Kurt is a sad person, convinced there’s something he needs from Mark. He just can’t figure out what that is. Kurt talks about all the places he’s traveled, saying how his recent trip has been “transformative.” While we don’t know what Kurt was like years earlier, it can be surmised that he isn’t much different now than he would have been when he and Mark were in their twenties. Mark becomes quickly annoyed with Kurt when they get lost but gives off the impression this has been a regular occurrence the whole time they’ve known each other. Reichardt intentionally obscures our understanding of what Kurt wants, whether it be emotional or physical. It would be reasonable to say Kurt likely doesn’t know what he wants.
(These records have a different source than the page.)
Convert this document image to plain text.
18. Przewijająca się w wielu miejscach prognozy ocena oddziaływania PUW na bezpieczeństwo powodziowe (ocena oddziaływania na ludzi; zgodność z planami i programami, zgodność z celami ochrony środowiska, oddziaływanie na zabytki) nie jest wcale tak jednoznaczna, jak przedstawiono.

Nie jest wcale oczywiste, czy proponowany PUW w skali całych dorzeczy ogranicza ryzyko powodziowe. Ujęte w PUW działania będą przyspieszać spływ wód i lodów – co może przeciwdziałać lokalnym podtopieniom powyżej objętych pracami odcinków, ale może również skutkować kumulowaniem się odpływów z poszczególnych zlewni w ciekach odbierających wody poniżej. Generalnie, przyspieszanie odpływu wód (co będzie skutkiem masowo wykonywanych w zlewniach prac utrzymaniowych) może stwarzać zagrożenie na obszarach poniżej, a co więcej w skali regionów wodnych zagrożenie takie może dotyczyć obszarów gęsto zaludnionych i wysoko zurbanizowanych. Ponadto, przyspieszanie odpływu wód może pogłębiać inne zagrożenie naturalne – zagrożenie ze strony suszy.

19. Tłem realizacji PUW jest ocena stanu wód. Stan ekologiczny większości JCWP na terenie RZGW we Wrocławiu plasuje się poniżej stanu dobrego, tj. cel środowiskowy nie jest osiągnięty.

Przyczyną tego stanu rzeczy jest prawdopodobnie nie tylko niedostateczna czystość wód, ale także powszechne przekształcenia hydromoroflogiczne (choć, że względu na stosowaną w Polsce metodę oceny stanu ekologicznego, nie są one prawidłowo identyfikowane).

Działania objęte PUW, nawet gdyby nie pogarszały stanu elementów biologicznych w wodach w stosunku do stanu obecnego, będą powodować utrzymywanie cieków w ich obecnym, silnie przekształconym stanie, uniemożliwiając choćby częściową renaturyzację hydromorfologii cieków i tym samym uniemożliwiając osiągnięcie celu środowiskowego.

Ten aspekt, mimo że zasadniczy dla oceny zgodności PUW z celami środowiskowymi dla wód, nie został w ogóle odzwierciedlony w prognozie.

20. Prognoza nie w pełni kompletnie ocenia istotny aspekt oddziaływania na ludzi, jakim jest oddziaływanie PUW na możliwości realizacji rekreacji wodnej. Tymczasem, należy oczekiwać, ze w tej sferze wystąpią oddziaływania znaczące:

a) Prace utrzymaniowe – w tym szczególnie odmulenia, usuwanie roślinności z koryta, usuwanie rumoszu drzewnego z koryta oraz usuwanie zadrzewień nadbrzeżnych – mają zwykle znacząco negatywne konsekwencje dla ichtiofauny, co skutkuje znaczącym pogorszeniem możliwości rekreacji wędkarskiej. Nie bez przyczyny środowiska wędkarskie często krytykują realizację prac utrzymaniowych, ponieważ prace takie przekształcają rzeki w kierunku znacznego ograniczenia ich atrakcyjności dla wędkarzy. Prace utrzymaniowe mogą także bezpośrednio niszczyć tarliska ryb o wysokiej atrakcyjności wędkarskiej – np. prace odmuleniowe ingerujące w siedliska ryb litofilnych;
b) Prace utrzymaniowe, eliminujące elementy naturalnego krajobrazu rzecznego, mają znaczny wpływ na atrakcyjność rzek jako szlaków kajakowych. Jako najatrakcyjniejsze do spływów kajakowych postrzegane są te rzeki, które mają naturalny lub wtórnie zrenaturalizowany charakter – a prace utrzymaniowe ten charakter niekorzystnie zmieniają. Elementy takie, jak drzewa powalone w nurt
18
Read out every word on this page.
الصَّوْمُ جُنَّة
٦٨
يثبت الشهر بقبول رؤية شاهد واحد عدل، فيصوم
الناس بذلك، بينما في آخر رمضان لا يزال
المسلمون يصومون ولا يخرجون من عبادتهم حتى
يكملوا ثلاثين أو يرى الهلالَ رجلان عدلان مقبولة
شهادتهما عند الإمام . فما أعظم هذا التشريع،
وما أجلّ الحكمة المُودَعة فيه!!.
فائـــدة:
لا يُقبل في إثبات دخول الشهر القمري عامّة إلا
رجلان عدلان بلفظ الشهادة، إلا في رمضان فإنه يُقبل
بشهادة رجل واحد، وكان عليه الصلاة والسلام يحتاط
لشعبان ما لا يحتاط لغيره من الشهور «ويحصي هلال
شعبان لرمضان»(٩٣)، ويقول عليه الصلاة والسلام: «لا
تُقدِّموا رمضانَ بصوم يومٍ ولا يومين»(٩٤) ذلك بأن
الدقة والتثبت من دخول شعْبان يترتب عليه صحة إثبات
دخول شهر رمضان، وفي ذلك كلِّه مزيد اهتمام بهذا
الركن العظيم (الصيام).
Old Joy reminds us of the downside of nostalgia. Often, people hang on to the past’s intangible emotions, rarely critically analyzing why they felt that way. It becomes a matter of regressive feng shui, that if they can just arrange the people, places, and things in their lives the way it was “back then,” they can feel how good they felt at their peak. Even someone like Kurt, while they won’t admit it to themselves, knows that simply isn’t achievable. But something is blocking him from moving into the next stage of his life with a good chance he won’t ever overcome it. The film’s final moments seem to hint that Kurt will continue to be an unhappy wanderer, trying to recapture what made him feel free in his youth.